Commuters driving through the Holland Tunnel from New Jersey to New York, in this 2012 file photo. (Reuters/Eduardo Munoz/File)

Secretary Transportation Pete Buttigieg was to tour the century-old rail tunnel connecting New York and New Jersey Monday as a long-delayed project to build a new tunnel gains steam.

Buttigieg was scheduled to join Democratic New York Sen. Chuck Schumer and others in the New York and New Jersey Congressional delegation after the tour Monday morning to discuss next steps, including funding for the $11 billion project.

The federal government gave the tunnel project key environmental approvals last month necessary to secure federal grants.

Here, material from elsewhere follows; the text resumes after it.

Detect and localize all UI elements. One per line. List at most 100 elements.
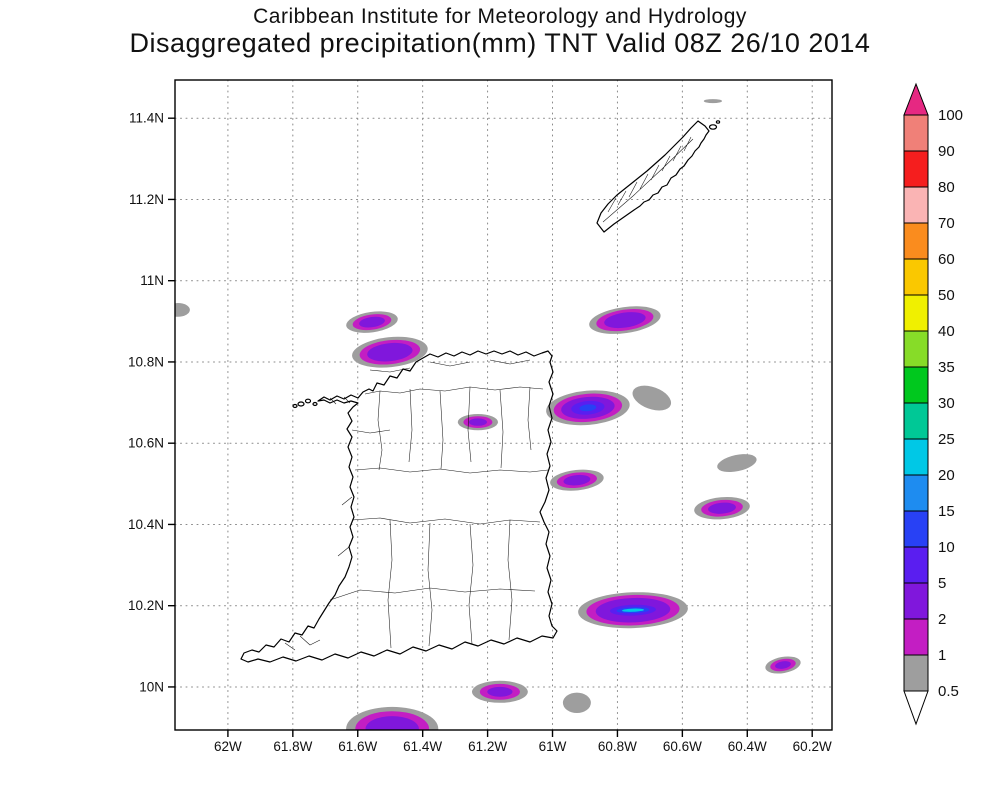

That had been a sticking point during the Trump administration, as Schumer and others had accused Trump of purposely delaying the environmental approval for political reasons, a charge administration officials denied.

The existing tunnel is more than 110 years old and prone to problems and delays due to aging infrastructure. Saltwater intrusion from Superstorm Sandy in 2012 accelerated the tunnel’s deterioration and forced Amtrak, which owns the tunnel, to embark on costly repairs to keep it functioning reliably.

Hundreds of trains and hundreds of thousands of passengers pass through the tunnel per day during normal times, and delays can ripple up and down the East Coast between Boston and Washington, D.C. Once primary construction begins, the tunnel could take as long as six or seven years to complete.

A new tunnel would allow the old tunnel to be overhauled, a process that would take roughly two years, and then returned to use. That could significantly increase rail capacity into and out of New York, though it would require additional tracks at New York’s Penn Station. A plan to expand and overhaul the station is in the early stages.